Treasury doctrine opposes big government. It represents taxpayers and has the distinctive job to resist all other departments’ increased spending. When budget deficits need reducing, spending cuts take priority. Many of today’s problems stem from former Chancellor George Osborne’s grossly flawed austerity.
Unreformed taxation poses a systemic problem. It is barely progressive. Revenue is too dependent on indirect spending taxes. Direct income tax and national insurance contributions are only mildly progressive. Wealth largely escapes taxation. Even when direct taxes are increased, it is in the least progressive way, by freezing income tax allowances and thresholds and increasing national insurance contributions. Such measures cost middle income taxpayers most but hurt marginal payers most.
Finally, the establishment is powerfully opposed to progressive tax reform and a wealth tax.
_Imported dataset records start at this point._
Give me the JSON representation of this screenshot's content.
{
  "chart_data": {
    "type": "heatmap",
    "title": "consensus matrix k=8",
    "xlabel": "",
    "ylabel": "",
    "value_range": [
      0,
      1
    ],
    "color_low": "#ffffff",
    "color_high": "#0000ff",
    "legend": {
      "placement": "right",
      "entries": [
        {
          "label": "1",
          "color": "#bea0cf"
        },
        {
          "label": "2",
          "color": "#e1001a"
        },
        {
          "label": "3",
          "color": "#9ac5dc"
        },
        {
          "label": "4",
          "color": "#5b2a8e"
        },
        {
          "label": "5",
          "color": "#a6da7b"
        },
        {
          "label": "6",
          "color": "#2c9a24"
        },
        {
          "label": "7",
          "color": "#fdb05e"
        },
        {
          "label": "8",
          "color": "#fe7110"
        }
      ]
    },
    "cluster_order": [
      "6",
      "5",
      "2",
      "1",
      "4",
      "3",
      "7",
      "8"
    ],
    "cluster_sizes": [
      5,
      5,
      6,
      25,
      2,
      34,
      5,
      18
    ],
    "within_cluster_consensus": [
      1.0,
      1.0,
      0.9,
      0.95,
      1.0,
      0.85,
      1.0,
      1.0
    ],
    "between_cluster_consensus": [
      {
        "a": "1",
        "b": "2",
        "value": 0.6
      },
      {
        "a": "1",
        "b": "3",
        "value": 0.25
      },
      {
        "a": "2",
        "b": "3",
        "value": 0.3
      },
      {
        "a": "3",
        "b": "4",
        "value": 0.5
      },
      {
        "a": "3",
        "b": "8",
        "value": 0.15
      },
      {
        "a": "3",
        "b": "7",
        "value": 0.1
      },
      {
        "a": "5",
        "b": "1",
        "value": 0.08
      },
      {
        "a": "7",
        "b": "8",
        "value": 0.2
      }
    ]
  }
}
It unconsciously champions increased income and wealth inequality, odious before the pandemic and war and obscene in the cost of living crisis. Changed global realities take one back to the Korean war commodity price explosion, but nothing matches the abrupt global supply chain dislocation.
Inequality will inescapably become intolerable to the masses. The democratic consequences are inestimable without the emergence of a great reformer such as Robert Peel, David Lloyd George or Clement Atlee. There is no sign that Boris Johnson or any other potential Conservative leader will be one. Labour’s Sir Keir Starmer is too pedestrian and conventional. Watch out instead for a more potent Jeremy Corbyn mark 2.
Brian Reading was Economic Adviser to UK Prime Minister Edward Heath and the first Economics Editor of The Economist in 1972. He is a Member of the OMFIF Advisory Board.